Sumpah Pemuda menjadi saksi dari semangat para pemuda Indonesia untuk mewujudkan persatuan dan kesatuan dalam mencapai kemerdekaan. Para pemuda dari sabang sampai merauke berkumpul bersama menyongsong satu bangsa, satu bahasa, satu tanah air. Momen bersejarah ini sekaligus menjadi saksi lahirnya lagu kebangsaan, Indonesia Raya.
Pada Kongres Pemuda inilah, lagu Indonesia Raya dibawakan dan diperdengarkan ke khalayak untuk pertama kali. Namun, lagu ciptaan Wage Rudolf Supratman tersebut dibawakan melalui instrumen biola saja.
Mulanya, Soegondo Djojopespito, pemimpin Kongres Pemuda II mengizinkan Supratman untuk membawakan lagu Indonesia Raya pada jam istirahat. Mengingat saat itu Indonesia sedang berada dalam ketegangan politik, muncul keraguan di hati Soegondo ketika membaca lirik Indonesia Raya secara teliti. Ia takut pemerintah akan memboikot acara kongres, menangkap peserta, hingga kemungkinan-kemungkinan buruk lainnya.
Saat itu, kongres berada dalam pengawasan aparat kolonial Hindia-Belanda, terutama yang berdinas di Dinas Intelijen Politik (PID). Hal inilah yang membuat lagu Indonesia Raya dibawakan melalui instrumen biola.
Ketika dibawakan, para peserta kongres terharu begitu mendengar gesekan biola yang mendayu. Mereka pun meminta agar lagu “Indonesia Raya” dinyanyikan. Lagi-lagi demi keamanan, lirik lagu tersebut mengalami sedikit perubahan. Semula “merdeka, merdeka” menjadi “mulia, mulia”.
Lagu Indonesia Raya pertama kali dilantunkan oleh Dolly Salim, putri dari Haji Agus Salim. Saat pembubaran panitia Kongres Pemuda II, lagu itu kembali dikumandangkan secara perdana menggunakan iringan suara.
Kongres Pemuda II memang menjadi sarana digaungkannya lagu Indonesia untuk pertama kalinya. Namun, berdasarkan buku Ensiklopedia Musik Jilid 1 (1992), lagu tersebut sudah direkam sebelum kongres digelar, tepatnya pada 1927. Saat itu, direkam dalam format instrumentalia. Judulnya pun bukan Indonesia Raya, melainkan Indonees, Indonees.
Seperti yang tertulis dalam Ensiklopedia itu, informasi ini ditemui di surat pembaca Kompas yang dikirim dari Hongkong di tahun 1971. Dari sumber yang berbeda, Ensiklopedia Musik menuliskan bahwa Indonesia Raya direkam oleh Yo Kim Tjan untuk pertama kalinya.

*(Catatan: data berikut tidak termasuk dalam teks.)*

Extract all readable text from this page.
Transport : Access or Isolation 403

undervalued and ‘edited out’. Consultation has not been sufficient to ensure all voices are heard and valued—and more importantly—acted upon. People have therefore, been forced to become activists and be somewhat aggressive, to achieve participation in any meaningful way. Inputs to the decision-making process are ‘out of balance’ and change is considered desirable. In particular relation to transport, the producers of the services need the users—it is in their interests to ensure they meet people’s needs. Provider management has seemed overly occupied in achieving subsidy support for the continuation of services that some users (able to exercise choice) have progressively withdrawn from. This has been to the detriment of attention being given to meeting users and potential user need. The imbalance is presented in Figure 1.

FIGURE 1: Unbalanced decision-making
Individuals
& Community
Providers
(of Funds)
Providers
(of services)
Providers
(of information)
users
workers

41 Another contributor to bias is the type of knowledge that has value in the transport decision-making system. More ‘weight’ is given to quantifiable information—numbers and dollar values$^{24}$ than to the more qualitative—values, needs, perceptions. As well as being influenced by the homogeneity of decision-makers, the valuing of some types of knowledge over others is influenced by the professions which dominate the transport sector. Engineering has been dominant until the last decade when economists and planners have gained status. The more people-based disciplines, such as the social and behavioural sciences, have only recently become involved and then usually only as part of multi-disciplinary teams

Lagu itu tidak mengalun dengan alat musik saja, ada suara Supratman dalam piringan hitam tersebut. Tertulis di Majalah Star Weekly, Yo Kim Tjan menyerahkan rekaman itu ke Djawatan Kebudajaan di tahun 1957.
Perubahan kata “Indonesia Raya” menjadi “Indonees, Indonees” itu ditetapkan oleh suatu sidang yang dipimpin Soekarno pada 8 September 1944. Hadir pula tokoh-tokoh lain, seperti Ki Hajar Dewantara, Achiar, Soedibjo, Darmawidjaja, Koesbini, Mohammad Yamin, M Mansjur, Sanusi Pane, Simandjuntak, Achmad Soebardjo, Mr. Oetojo, dan Mr Sastromoeljono.
Supratman tidak pernah lagi mendengar hasil gubahan tersebut karena telah wafat pada 17 Agustus 1938. Usianya sekitar 35 tahun saat itu. Supratman meninggal karena kesehatan yang terus memburuk setelah diinterogasi oleh Politieke Inlichtingen Dinst pada 7 Agustus 1938.
Sumpah Pemuda bukan hanya tentang perjuangan pemuda untuk mencapai persatuan. Melainkan, tersimpan cerita tentang lagu kebangsaan yang selalu digaungkan di seluruh penjuru nusantara.